The moving spoon paused. “Dey is short o’ self-respec’, Sergeant,” he said, as one might who’d had the lesson shouted into his ear for twenty minutes.

“By Io, he got it!” said Detritus, slapping the skinny Brick on the back so hard that the young troll dropped his spoon into the steaming gloop. “But dis lad has promised me all dat is behind him and he is damn straight now, on account o’ havin’ joined my One-Step Program! Ain’t dat so, Brick? No more Slab, Scrape, Slice, Slide, Slunkie, Slurp, or Sliver for
dis
boy, right?”

“Yes, Sergeant,” said Brick obediently.

“Sergeant, why do the names of all troll drugs start with
s
?” said Vimes.

“Ah, it make dem easier to remember, sir,” said Detritus, nodding sagely.

“Ah, of course.

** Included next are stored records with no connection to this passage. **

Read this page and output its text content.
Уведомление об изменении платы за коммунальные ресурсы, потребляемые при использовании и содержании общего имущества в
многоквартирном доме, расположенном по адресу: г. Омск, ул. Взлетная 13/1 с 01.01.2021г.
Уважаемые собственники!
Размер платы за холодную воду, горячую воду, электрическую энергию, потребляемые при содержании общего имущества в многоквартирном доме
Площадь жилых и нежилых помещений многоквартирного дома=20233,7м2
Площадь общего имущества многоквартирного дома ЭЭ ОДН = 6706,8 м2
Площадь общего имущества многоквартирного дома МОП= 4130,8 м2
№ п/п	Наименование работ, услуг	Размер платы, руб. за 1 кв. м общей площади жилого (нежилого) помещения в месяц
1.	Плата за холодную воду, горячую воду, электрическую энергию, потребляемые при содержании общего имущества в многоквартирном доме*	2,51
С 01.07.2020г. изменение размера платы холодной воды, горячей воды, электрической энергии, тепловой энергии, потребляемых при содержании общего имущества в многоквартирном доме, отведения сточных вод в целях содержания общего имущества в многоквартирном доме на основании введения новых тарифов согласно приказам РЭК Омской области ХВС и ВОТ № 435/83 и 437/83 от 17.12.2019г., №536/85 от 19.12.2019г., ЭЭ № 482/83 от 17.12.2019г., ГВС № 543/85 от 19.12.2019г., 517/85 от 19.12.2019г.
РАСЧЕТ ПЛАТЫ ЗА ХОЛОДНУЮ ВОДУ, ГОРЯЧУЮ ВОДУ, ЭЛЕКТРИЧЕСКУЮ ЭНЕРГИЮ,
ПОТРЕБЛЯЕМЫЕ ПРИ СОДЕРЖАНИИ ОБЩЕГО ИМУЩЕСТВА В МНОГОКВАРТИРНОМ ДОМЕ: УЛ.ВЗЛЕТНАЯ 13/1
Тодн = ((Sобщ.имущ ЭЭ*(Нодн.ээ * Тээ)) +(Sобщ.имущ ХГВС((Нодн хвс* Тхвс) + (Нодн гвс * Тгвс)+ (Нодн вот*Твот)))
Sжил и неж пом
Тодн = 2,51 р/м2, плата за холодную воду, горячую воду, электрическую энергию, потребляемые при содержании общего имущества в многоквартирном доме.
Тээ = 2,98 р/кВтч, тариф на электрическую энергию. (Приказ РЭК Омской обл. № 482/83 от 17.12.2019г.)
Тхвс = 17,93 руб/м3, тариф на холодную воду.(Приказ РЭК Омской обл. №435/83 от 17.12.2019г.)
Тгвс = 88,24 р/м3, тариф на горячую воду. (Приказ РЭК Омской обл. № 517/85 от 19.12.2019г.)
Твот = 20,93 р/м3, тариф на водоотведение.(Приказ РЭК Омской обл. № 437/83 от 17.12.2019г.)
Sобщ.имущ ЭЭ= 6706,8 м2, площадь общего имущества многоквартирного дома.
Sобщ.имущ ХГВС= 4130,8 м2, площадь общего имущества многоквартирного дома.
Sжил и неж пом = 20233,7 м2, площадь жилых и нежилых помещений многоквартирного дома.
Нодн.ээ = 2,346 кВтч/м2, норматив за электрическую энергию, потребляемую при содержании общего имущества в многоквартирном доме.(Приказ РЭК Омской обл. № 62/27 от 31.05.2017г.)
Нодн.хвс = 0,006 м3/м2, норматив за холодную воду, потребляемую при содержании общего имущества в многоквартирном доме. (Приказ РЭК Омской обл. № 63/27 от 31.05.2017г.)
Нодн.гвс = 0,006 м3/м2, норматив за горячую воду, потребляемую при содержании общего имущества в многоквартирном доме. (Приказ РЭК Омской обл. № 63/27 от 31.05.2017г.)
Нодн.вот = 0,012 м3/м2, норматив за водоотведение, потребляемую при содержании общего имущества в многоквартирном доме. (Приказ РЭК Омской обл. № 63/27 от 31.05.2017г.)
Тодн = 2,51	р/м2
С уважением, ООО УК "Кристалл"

I hadn’t spotted that,” said Vimes. “Has Sergeant Detritus explained to you why he calls it a one-step program, Brick?”

“Er…’cos he won’t let me put a foot wrong, sir?” said Brick, as if reading it off a card.

“An’ Brick here’s got something else to say to you, haven’t you, Brick?” said the maternal Detritus. “Go on, tell Mister Vimes.”

Brick looked down at the table. “Sorry I tried to kill you, Mister Vimes,” he whispered.

“Well, we’ll see about that, shall we?” said Vimes, for something better to say. “By the way, I think you meant Mister Vimes, and I prefer it if only people who’ve fought alongside me call me
Mister
Vimes.”

“Well, technic’ly Brick
has
fought—” Detritus began, but Vimes put down his coffee mug firmly. His ribs were aching.

“No, ‘in front of’ is not the same thing as ‘alongside,’ Sergeant,” he said. “It really isn’t.”

“Not really his fault, sir, it was more a case o’ mis-taken identity,” Detritus protested.

“You mean he didn’t know who I was?” said Vimes. “That didn’t seem to—”

“Nosir. He didn’t know who
he
was, sir. He thought he was a bunch o’ lights and fireworks. Trust me, sir, I reckon I can make something o’ this one. Please? Sir, he was out o’ his brain on Big Hammer and still he was walkin’ about!”